Neptune ML workflow diagram
  1. Data export and configuration   –   The data-export step uses the Neptune-Export service or the neptune-export command line tool to export data from Neptune into Amazon Simple Storage Service (Amazon S3) in CSV form. A configuration file named training-data-configuration.json is automatically generated at the same time, which specifies how the exported data can be loaded into a trainable graph.

  2. Data preprocessing   –   In this step, the exported dataset is preprocessed using standard techniques to prepare it for model training. Feature normalization can be performed for numeric data, and text features can be encoded using word2vec. At the end of this step, a DGL (Deep Graph library) graph is generated from the exported dataset for the model training step to use.

    This step is implemented using a SageMaker processing job in your account, and the resulting data is stored in an Amazon S3 location that you have specified.

  3. Model training   –   The model training step trains the machine learning model that will be used for predictions.

    Model training is done in two stages:

    • The first stage uses a SageMaker processing job to generate a model training strategy configuration set that specifies what type of model and model hyperparameter ranges will be used for the model training.

    • The second stage then uses a SageMaker model tuning job to try different hyperparameter configurations and select the training job that produced the best-performing model. The tuning job runs a pre-specified number of model training job trials on the processed data. At the end of this stage, the trained model parameters of the best training job are used to generate model artifacts for inference.

  4. Create an inference endpoint in Amazon SageMaker   –   The inference endpoint is a SageMaker endpoint instance that is launched with the model artifacts produced by the best training job. Each model is tied to a single endpoint. The endpoint is able to accept incoming requests from the graph database and return the model predictions for inputs in the requests. After you have created the endpoint, it stays active until you delete it.

  5. Query the machine learning model using Gremlin   –   You can use extensions to the Gremlin query language to query predictions from the inference endpoint.

Note

The Neptune workbench contains a line magic and a cell magic that can save you a lot of time managing these steps, namely:

Workflows for handling evolving graph data

With a continuously changing graph, you may need to update ML predictions frequently using the newest data.

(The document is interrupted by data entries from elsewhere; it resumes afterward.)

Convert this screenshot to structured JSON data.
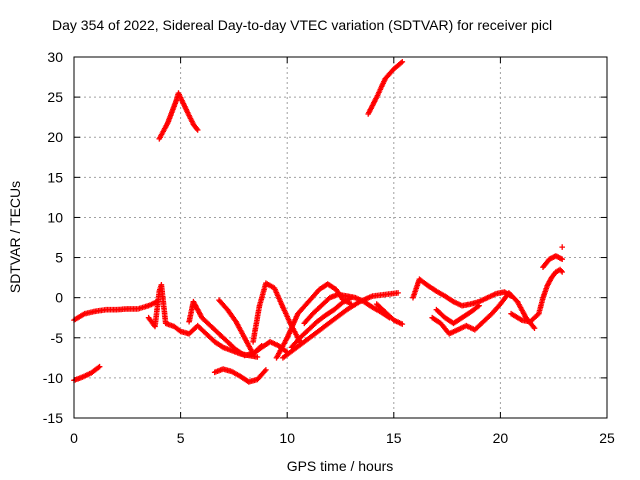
{
  "chart_data": {
    "type": "scatter",
    "title": "Day 354 of 2022, Sidereal Day-to-day VTEC variation (SDTVAR) for receiver picl",
    "xlabel": "GPS time / hours",
    "ylabel": "SDTVAR / TECUs",
    "xlim": [
      0,
      25
    ],
    "ylim": [
      -15,
      30
    ],
    "xticks": [
      0,
      5,
      10,
      15,
      20,
      25
    ],
    "yticks": [
      -15,
      -10,
      -5,
      0,
      5,
      10,
      15,
      20,
      25,
      30
    ],
    "xtick_labels": [
      "0",
      "5",
      "10",
      "15",
      "20",
      "25"
    ],
    "ytick_labels": [
      "-15",
      "-10",
      "-5",
      "0",
      "5",
      "10",
      "15",
      "20",
      "25",
      "30"
    ],
    "grid": true,
    "marker": "+",
    "color": "#ff0000",
    "series": [
      {
        "name": "s1",
        "x": [
          0.0,
          0.5,
          1.0,
          1.5,
          2.0,
          2.5,
          3.0,
          3.5,
          3.9
        ],
        "y": [
          -2.8,
          -2.0,
          -1.7,
          -1.5,
          -1.5,
          -1.4,
          -1.4,
          -1.0,
          -0.5
        ]
      },
      {
        "name": "s2",
        "x": [
          0.0,
          0.4,
          0.8,
          1.2
        ],
        "y": [
          -10.3,
          -9.9,
          -9.4,
          -8.6
        ]
      },
      {
        "name": "s3",
        "x": [
          4.0,
          4.4,
          4.8,
          4.9,
          5.2,
          5.6,
          5.8
        ],
        "y": [
          19.8,
          21.8,
          24.6,
          25.5,
          23.8,
          21.6,
          20.9
        ]
      },
      {
        "name": "s4",
        "x": [
          3.5,
          3.8,
          4.0,
          4.1,
          4.3,
          4.7,
          5.0,
          5.4,
          5.8,
          6.2,
          6.6,
          7.0,
          7.4,
          7.8,
          8.2,
          8.6
        ],
        "y": [
          -2.5,
          -3.6,
          0.8,
          1.6,
          -3.2,
          -3.6,
          -4.2,
          -4.5,
          -3.5,
          -4.5,
          -5.5,
          -6.2,
          -6.6,
          -7.0,
          -7.2,
          -7.4
        ]
      },
      {
        "name": "s5",
        "x": [
          5.4,
          5.6,
          5.8,
          6.0,
          6.4,
          6.8,
          7.2,
          7.6,
          8.0,
          8.4,
          8.8,
          9.2,
          9.6,
          10.0
        ],
        "y": [
          -3.0,
          -0.5,
          -1.5,
          -2.5,
          -3.5,
          -4.5,
          -5.5,
          -6.5,
          -7.2,
          -7.0,
          -6.2,
          -5.5,
          -6.0,
          -6.8
        ]
      },
      {
        "name": "s6",
        "x": [
          6.6,
          7.0,
          7.4,
          7.8,
          8.2,
          8.6,
          9.0
        ],
        "y": [
          -9.3,
          -8.9,
          -9.2,
          -9.8,
          -10.5,
          -10.2,
          -9.0
        ]
      },
      {
        "name": "s7",
        "x": [
          6.8,
          7.2,
          7.6,
          8.0,
          8.4,
          8.8
        ],
        "y": [
          -0.3,
          -1.5,
          -3.0,
          -5.0,
          -7.0,
          -6.0
        ]
      },
      {
        "name": "s8",
        "x": [
          8.4,
          8.7,
          9.0,
          9.4,
          9.8,
          10.2,
          10.6
        ],
        "y": [
          -5.5,
          -1.0,
          1.8,
          1.2,
          -1.2,
          -3.5,
          -5.5
        ]
      },
      {
        "name": "s9",
        "x": [
          9.5,
          10.0,
          10.5,
          11.0,
          11.5,
          11.9,
          12.3,
          12.6,
          13.0
        ],
        "y": [
          -7.5,
          -5.0,
          -2.0,
          -0.5,
          1.0,
          1.7,
          1.0,
          -0.2,
          -0.8
        ]
      },
      {
        "name": "s10",
        "x": [
          9.8,
          10.3,
          10.8,
          11.3,
          11.8,
          12.3,
          12.8,
          13.4,
          14.0,
          14.6,
          15.2
        ],
        "y": [
          -7.5,
          -6.5,
          -5.5,
          -4.5,
          -3.5,
          -2.5,
          -1.5,
          -0.5,
          0.2,
          0.4,
          0.6
        ]
      },
      {
        "name": "s11",
        "x": [
          10.2,
          10.6,
          11.0,
          11.4,
          11.8,
          12.2,
          12.6,
          13.0
        ],
        "y": [
          -6.2,
          -5.0,
          -4.0,
          -3.0,
          -2.2,
          -1.5,
          -0.6,
          0.0
        ]
      },
      {
        "name": "s12",
        "x": [
          10.8,
          11.2,
          11.6,
          12.0,
          12.4,
          12.8,
          13.2,
          13.6,
          14.0,
          14.4,
          14.8
        ],
        "y": [
          -3.2,
          -2.0,
          -1.0,
          0.0,
          0.4,
          0.2,
          0.0,
          -0.5,
          -1.2,
          -1.8,
          -2.5
        ]
      },
      {
        "name": "s13",
        "x": [
          14.2,
          14.6,
          15.0,
          15.4
        ],
        "y": [
          -0.8,
          -1.8,
          -2.8,
          -3.3
        ]
      },
      {
        "name": "s14",
        "x": [
          13.8,
          14.2,
          14.6,
          15.0,
          15.4
        ],
        "y": [
          22.9,
          25.0,
          27.3,
          28.5,
          29.4
        ]
      },
      {
        "name": "s15",
        "x": [
          15.9,
          16.2,
          16.6,
          17.0,
          17.4,
          17.8,
          18.2,
          18.6,
          19.0,
          19.4,
          19.8,
          20.2,
          20.5
        ],
        "y": [
          0.0,
          2.3,
          1.5,
          0.8,
          0.2,
          -0.5,
          -1.0,
          -0.8,
          -0.5,
          0.0,
          0.5,
          0.7,
          0.2
        ]
      },
      {
        "name": "s16",
        "x": [
          16.8,
          17.2,
          17.6,
          18.0,
          18.4,
          18.8,
          19.2,
          19.6,
          20.0,
          20.4,
          20.8,
          21.2,
          21.6
        ],
        "y": [
          -2.5,
          -3.2,
          -4.5,
          -4.0,
          -3.5,
          -4.0,
          -3.0,
          -2.0,
          -0.8,
          0.6,
          -0.5,
          -2.5,
          -3.8
        ]
      },
      {
        "name": "s17",
        "x": [
          17.0,
          17.4,
          17.8,
          18.2,
          18.6,
          19.0
        ],
        "y": [
          -1.5,
          -2.5,
          -3.2,
          -2.5,
          -1.8,
          -1.0
        ]
      },
      {
        "name": "s18",
        "x": [
          20.5,
          21.0,
          21.4,
          21.8,
          22.0,
          22.2,
          22.4,
          22.6,
          22.8,
          22.9
        ],
        "y": [
          -2.0,
          -2.8,
          -3.0,
          -2.0,
          0.0,
          1.5,
          2.5,
          3.2,
          3.5,
          3.2
        ]
      },
      {
        "name": "s19",
        "x": [
          22.0,
          22.3,
          22.6,
          22.9
        ],
        "y": [
          3.8,
          4.8,
          5.2,
          4.8
        ]
      },
      {
        "name": "s20",
        "x": [
          22.9
        ],
        "y": [
          6.3
        ]
      }
    ]
  }
}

While you can do this simply by re-running the steps one through four (from Data export and configuration to Create an inference endpoint in Amazon SageMaker, Neptune ML supports simpler ways to update your ML predictions using new data. One is an incremental-model workflow:

Incremental-model inference workflow

In this workflow, you update the ML predictions without retraining the ML model.

Note

You can only do this when the graph data has been updated with new nodes and/or edges. It will not currently work when nodes are removed.

  1. Data export and configuration   –     This step is the same as in the main workflow.

  2. Incremental data preprocessing   –     This step is similar to the data preprocessing step in the main workflow, but uses the same processing configuration used previously, that corresponds to a specific trained model.

  3. Model transform   –     Instead of a model training step, this model-transform step takes the trained model from the main workflow and the results of the incremental data preprocessing step, and generates new model artifacts to use for inference. The model-transform step launches a SageMaker processing job to perform the computation that generates the updated model artifacts.

  4. Update the Amazon SageMaker inference endpoint   –     This step updates an existing inference endpoint with the new model artifacts generated by the model-transform step. Alternatively, you can also create a new inference endpoint with the new model artifacts.

Model re-training with a warm start

Using this workflow, you can train and deploy a new ML model for making predictions using the incremental graph data, but start from an existing model generated using the main workflow:

  1. Data export and configuration   –     This step is the same as in the main workflow.

  2. Incremental data preprocessing   –     This step is the same as in the incremental model inference workflow. The new graph data should be processed with the same processing method that was used previously for model training.

  3. Model training with a warm start   –     Model training is similar to what happens in the main workflow, but you can speed up model hyperparameter search by leveraging the information from the previous model training task.

  4. Update the Amazon SageMaker inference endpoint   –     This step is the same as in the incremental model inference workflow.